New York’s air pollution is bad, but it could be much worse. The American Lung Association recently found it to be the seventeenth worst city for ozone pollution (Los Angeles got first) and the twenty-first for particle pollution (Bakersfield, California, won the title).

Air pollution causes all sorts of problems, including emphysema, asthma, and cardiac diseases. The World Health Organization estimates that 2.1 million people die from air-pollution-related diseases every year. But that’s just a rough guess. It’s unclear how many New Yorkers succumb.

The best you can do is try to keep your house’s air clean. Don’t use scented candles or products. Clean the air conditioner every year. Some doctors say you should open the windows for fifteen minutes a day, because indoor air tends to be dirtier than outdoor air. If you have lung problems, buy a HEPA filter. Don’t bike or jog on busy roads, because the car fumes do more damage when you’re breathing heavily. And if you’re really committed, buy an N95 surgical mask, a special kind that screens out particles. I tested one out while walking on my smelly, rubber-burning treadmill. It was rain-forest hot to breathe into it.

“You seem to have survived the pollution, Grandpa,” Julie points out.

“Still hanging in there,” he replies, smiling.

“Actually, you picked a good place to live, Grandpa,” I say.

I tell him that despite the pollution, New York has a surprisingly high life expectancy: 78.6 as opposed to the national average of 77.8. Why? Theories vary, but most agree that a lot of it has to do with the amount New Yorkers walk. As the city’s former commissioner of public health told New York magazine, our metropolis is like one big gym.

“Though you could have done a little better,” I say. “Like Okinawa.”

The southern Japanese prefecture has the highest number of centenarians, thanks to a mix of factors (steep hills for walking, lots of manual labor even among the elderly, a low-fat, low-sugar diet, etc.).

“Or you could have been a Seventh-day Adventist in San Diego.” Another cluster of extremely long-lived people, thanks in part to close family ties and a strict no-meat diet.

“The what now?” he says.

“Seventh-day Adventists. They’re a religious group. You could join.”

“I think it’s too late.”


Checkup: Month 15

Weight: 158

Packs of gum chewed since tooth chapter: 48

Minutes spent meditating per day: 10

Minutes of that when actually meditating as opposed to thinking of something trivial: 2


My sedentary behavior is down to about four hours a day. Have I mentioned how much I love walking on the treadmill? I type on it, brush my teeth on it, take my fish-oil supplements on it. It gives me a sense of accomplishment, as odd as that may sound for something designed to keep you in place. I’ve now been working on this book for 880 miles. I’m hoping to break a thousand by the end.
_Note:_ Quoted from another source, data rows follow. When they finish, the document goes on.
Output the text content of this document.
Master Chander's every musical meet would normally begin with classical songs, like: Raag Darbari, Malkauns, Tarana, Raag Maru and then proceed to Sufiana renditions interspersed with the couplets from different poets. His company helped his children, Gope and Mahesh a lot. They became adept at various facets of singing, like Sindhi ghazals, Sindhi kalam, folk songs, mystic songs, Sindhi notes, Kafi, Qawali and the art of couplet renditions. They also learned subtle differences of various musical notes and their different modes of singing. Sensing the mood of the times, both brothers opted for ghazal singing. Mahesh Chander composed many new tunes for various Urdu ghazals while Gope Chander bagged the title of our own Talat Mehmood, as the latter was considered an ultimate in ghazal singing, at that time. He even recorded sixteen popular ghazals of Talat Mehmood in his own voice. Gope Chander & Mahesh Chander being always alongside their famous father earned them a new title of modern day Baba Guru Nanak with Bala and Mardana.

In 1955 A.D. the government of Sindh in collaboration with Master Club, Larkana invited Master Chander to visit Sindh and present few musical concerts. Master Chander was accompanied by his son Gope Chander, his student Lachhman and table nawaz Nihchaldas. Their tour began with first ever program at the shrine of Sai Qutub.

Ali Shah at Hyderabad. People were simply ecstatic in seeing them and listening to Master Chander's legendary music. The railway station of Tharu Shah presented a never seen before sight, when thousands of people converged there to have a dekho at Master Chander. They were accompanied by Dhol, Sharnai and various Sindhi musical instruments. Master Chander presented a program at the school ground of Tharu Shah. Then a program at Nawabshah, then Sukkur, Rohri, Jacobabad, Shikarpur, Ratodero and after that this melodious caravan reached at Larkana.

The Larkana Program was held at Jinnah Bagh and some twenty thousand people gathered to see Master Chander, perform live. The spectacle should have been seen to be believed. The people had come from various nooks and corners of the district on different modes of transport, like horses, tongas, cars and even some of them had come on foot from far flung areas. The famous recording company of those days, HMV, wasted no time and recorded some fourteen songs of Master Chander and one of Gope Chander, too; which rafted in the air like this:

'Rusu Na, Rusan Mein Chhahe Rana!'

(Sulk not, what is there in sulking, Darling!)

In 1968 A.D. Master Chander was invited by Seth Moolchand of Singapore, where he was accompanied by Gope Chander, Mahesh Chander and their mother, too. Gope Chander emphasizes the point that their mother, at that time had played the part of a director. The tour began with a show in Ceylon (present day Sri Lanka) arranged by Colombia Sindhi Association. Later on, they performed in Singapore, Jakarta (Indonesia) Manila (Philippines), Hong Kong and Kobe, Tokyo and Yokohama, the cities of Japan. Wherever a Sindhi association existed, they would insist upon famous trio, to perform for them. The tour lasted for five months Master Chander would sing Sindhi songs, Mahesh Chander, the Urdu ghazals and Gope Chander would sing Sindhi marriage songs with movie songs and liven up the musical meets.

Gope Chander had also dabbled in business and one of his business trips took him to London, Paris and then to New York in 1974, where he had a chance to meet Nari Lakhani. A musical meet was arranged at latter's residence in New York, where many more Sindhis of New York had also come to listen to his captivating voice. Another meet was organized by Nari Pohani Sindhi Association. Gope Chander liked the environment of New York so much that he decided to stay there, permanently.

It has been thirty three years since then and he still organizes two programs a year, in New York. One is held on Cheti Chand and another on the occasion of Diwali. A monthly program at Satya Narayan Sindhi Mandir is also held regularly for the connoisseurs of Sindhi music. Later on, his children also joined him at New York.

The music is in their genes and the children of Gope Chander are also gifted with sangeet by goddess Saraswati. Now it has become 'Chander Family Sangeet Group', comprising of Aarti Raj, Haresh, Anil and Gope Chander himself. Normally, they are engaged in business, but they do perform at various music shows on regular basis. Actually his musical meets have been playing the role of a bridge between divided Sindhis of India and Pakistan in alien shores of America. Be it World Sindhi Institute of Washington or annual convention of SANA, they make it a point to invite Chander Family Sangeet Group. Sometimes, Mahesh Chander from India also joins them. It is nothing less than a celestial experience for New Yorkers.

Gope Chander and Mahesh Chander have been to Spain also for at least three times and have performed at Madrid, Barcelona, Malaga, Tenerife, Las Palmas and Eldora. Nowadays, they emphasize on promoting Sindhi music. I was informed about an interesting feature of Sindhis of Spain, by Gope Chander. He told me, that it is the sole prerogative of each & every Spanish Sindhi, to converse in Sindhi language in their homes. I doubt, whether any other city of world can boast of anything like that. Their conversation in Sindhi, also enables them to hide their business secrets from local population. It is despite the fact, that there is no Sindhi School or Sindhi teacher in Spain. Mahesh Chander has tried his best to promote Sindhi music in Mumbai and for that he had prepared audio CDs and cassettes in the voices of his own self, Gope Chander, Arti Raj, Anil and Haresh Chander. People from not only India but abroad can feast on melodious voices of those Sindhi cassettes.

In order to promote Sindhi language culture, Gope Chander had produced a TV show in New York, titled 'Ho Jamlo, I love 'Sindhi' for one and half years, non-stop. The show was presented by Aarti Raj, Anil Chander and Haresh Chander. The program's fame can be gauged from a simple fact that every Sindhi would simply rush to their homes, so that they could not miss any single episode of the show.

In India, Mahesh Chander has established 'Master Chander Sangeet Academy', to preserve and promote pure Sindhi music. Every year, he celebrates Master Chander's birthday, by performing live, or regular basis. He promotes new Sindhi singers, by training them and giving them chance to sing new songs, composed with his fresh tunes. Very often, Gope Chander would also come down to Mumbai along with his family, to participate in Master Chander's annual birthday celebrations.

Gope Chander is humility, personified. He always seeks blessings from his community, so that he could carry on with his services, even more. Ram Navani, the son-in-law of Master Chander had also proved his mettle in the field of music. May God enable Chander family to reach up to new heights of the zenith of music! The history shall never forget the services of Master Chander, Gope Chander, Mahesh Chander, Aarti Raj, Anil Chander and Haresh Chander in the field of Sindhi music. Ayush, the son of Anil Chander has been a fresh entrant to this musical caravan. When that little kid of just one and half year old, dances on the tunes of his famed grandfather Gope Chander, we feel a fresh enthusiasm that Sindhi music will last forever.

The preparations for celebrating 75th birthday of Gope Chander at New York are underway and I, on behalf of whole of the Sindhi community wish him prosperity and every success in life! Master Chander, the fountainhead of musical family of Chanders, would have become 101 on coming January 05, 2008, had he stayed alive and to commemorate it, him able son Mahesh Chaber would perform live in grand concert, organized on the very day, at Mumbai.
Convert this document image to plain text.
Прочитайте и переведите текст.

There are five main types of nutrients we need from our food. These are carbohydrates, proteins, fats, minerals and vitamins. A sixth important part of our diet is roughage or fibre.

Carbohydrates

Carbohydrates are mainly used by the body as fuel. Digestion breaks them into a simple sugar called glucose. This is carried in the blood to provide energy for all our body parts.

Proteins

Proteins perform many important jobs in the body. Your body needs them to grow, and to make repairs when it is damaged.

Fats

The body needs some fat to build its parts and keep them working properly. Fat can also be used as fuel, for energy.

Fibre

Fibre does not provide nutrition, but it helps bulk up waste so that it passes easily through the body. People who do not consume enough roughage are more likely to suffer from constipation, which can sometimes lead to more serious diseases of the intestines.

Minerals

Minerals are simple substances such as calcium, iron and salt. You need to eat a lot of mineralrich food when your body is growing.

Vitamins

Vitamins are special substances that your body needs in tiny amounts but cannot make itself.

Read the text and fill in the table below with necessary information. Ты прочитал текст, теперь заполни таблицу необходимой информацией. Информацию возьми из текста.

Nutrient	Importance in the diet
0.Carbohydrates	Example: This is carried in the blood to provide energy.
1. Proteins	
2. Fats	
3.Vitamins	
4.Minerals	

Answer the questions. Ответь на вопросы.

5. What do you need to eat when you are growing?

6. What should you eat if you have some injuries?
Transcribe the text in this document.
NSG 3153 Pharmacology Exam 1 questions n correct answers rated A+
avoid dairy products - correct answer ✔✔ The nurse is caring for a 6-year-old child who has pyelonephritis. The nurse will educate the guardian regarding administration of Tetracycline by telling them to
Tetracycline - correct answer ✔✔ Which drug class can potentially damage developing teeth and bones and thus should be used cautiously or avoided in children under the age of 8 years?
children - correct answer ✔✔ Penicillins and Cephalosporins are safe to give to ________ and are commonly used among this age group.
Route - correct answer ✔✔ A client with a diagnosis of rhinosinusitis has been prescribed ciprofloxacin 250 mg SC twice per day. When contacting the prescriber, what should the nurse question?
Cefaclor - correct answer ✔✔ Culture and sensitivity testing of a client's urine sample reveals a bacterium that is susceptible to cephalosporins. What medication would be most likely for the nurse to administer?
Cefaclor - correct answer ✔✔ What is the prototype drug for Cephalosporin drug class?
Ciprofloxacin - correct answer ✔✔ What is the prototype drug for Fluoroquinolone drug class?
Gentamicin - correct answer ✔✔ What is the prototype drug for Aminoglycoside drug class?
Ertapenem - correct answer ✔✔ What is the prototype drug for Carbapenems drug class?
I often wonder what the previous me would think of the me that I’ve become. I’m now the guy who wears bike shorts even when not biking. I’m the only one at parties who actually eats the crudités. At restaurants, I ask if the salmon is farm-raised or wild. And that it not be blackened (blackening has been linked to cancer). And that there be no starch on the plate when it is served.

I think the previous me would not return my e-mails.